Callejon in lacrime a fine partita (foto Alessandro Antinelli)
in foto: Callejon in lacrime a fine partita (foto Alessandro Antinelli)

Arek Milik ha appena battuto e realizzato il calcio di rigore che consegna la Coppa Italia al Napoli. La Juventus è sconfitta 4-2, il polacco urla per la gioia e viene sommerso dall'abbraccio dei compagni di squadra. È iniziata la festa per la vittoria ottenuta in finale e quasi acciuffata entro i 90 minuti regolamentari ma sfuggita per la sfortuna (2 pali) e per le prodezze di Gigi Buffon che sembra attraversare una seconda giovinezza.
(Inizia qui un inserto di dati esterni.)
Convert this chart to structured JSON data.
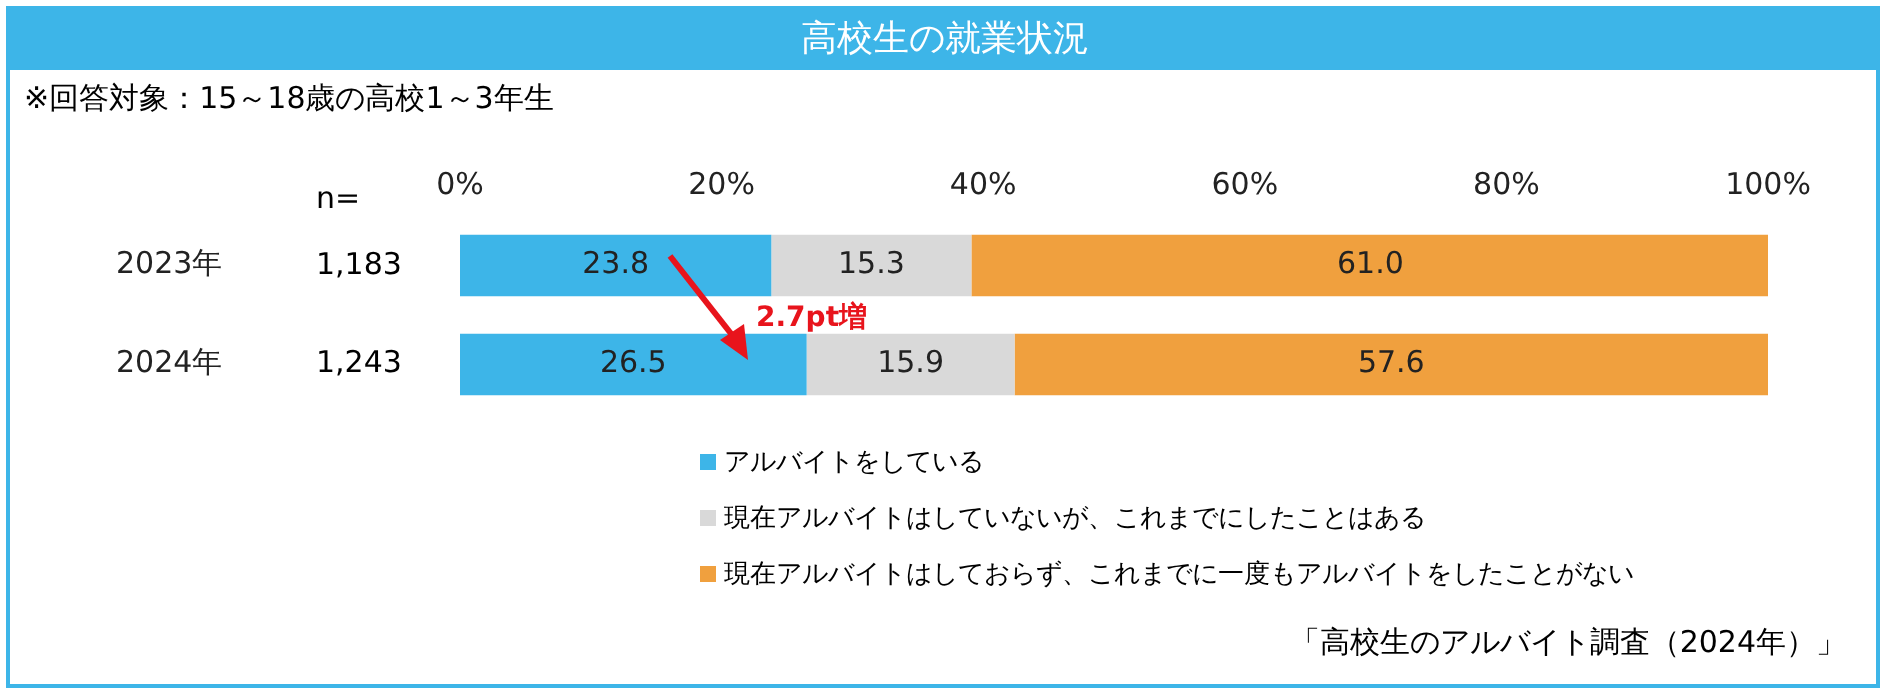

José Maria Callejon se ne sta da solo, è in disparte e piange. Sono lacrime liberatorie, gli sgorgano dal cuore perché forse ha avvertito più di tutti questa partita. Quasi sicuramente l'ultima in azzurro dopo sette di onorata carriera su quella fascia di competenza (la destra) che ne ha fatto la colonna della squadra di Benitez prima e Sarri poi. Lui, uno dei tre tenori assieme a Mertens e Insigne, è al passo d'addio. La tensione lo ha tradito nel corso del match: ha commesso qualche errore ma è stata una sbavatura di rimmel portata via dal sorriso e dal bel gesto compiuto da Gattuso.

"Ringhio" lo prende, lo strattona e lo porta in mezzo al gruppo che lo lancia verso l'alto, in segno di trionfo. È anche a lui che ha riferimento il tecnico quando parla di senso di appartenenza, rispetto, orgoglio e professionalità profusa da "quei calciatori che sono in scadenza". Callejon resterà ancora per qualche mese rispetto al 30 giugno poi le strade si separeranno. Per lo spagnolo sono le ultime partite con la maglia del Napoli in vista della fine del contratto e del mancato rinnovo.

Piange José poi quel viso sul quale campeggiano i baffetti alla Zorro cambia espressione e ritrova serenità. Ha un po' di magone dentro però posa accanto a Insigne e a Mertens. È l'immagine del Napoli di questi anni che ha saputo fare di necessità virtù. È la notte di Napoli impazzita di gioia per una vittoria dolcissima.